I think one of the nice features of Guix is that the user can install packages on their own.  Other distributions leave the decision of which packages to install up to the administrator (a separate person in companies).  I work in a very large company where often some simple stuff is missing on servers and admins will not install it for fear of fucking up some unrelated already-installed package (understandable since all the dependencies are dynamic in Solaris and applications will just pick up whatever is lying around in the global namespace).

Long story short, I think it's a good thing that the user has his own profile which isn't magically updated and doesn't magically pick up things not in the user profile - except when it's already in the store bitwise-identical.  That way, if he needs some application for work it will not randomly break and he can be sure that it will do what it did yesterday.  If he wants to update, he updates.  Otherwise not.  His choice.

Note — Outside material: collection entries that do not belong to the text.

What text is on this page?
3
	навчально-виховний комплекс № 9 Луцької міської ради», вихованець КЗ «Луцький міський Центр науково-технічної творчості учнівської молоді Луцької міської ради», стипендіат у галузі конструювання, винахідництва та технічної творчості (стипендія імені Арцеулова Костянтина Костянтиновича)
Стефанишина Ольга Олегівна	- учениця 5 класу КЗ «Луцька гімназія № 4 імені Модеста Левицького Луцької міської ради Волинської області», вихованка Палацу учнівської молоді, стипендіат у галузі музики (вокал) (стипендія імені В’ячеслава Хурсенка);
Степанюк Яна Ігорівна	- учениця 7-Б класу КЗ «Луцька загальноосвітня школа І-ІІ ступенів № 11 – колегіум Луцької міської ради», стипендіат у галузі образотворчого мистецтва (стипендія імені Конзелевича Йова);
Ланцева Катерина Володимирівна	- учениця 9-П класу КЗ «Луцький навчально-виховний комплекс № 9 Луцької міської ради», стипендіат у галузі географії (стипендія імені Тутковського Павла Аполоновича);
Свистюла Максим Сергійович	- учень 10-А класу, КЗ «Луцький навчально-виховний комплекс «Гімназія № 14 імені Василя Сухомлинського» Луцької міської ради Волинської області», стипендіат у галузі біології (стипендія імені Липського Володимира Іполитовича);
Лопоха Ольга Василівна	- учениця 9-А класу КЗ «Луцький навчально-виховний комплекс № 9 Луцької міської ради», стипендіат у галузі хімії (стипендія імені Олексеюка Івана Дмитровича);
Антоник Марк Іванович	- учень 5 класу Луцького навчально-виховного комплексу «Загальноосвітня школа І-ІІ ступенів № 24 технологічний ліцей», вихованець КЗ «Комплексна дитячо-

So long story short, I myself prefer having no applications in the system profile and the user installing all (business-relevant) applications themselves.  It gives control to the user.

(my "packages" field is:
  (packages (cons* nss-certs         ;for HTTPS access
                   font-adobe100dpi font-adobe75dpi font-bitstream-vera font-dejavu font-gnu-freefont-ttf font-gnu-unifont font-liberation font-ubuntu
                   adwaita-icon-theme
                   %base-packages)) ; xterm is there by default.

And the ones that are still in there bother me :)
)

As for libreoffice and other large packages, maybe I'm old-fashioned, but huge packages waste disk space and provide an attack surface for exploits - and maybe no regular user uses it.

That said, I've installed it :P

I'd vote for adding libreoffice and icecat to desktop.tmpl and not to gnome (since they are not part of the GNOME project).

Users who like a minimal system can always use lightweight-desktop.tmpl or even bare-bones.tmpl.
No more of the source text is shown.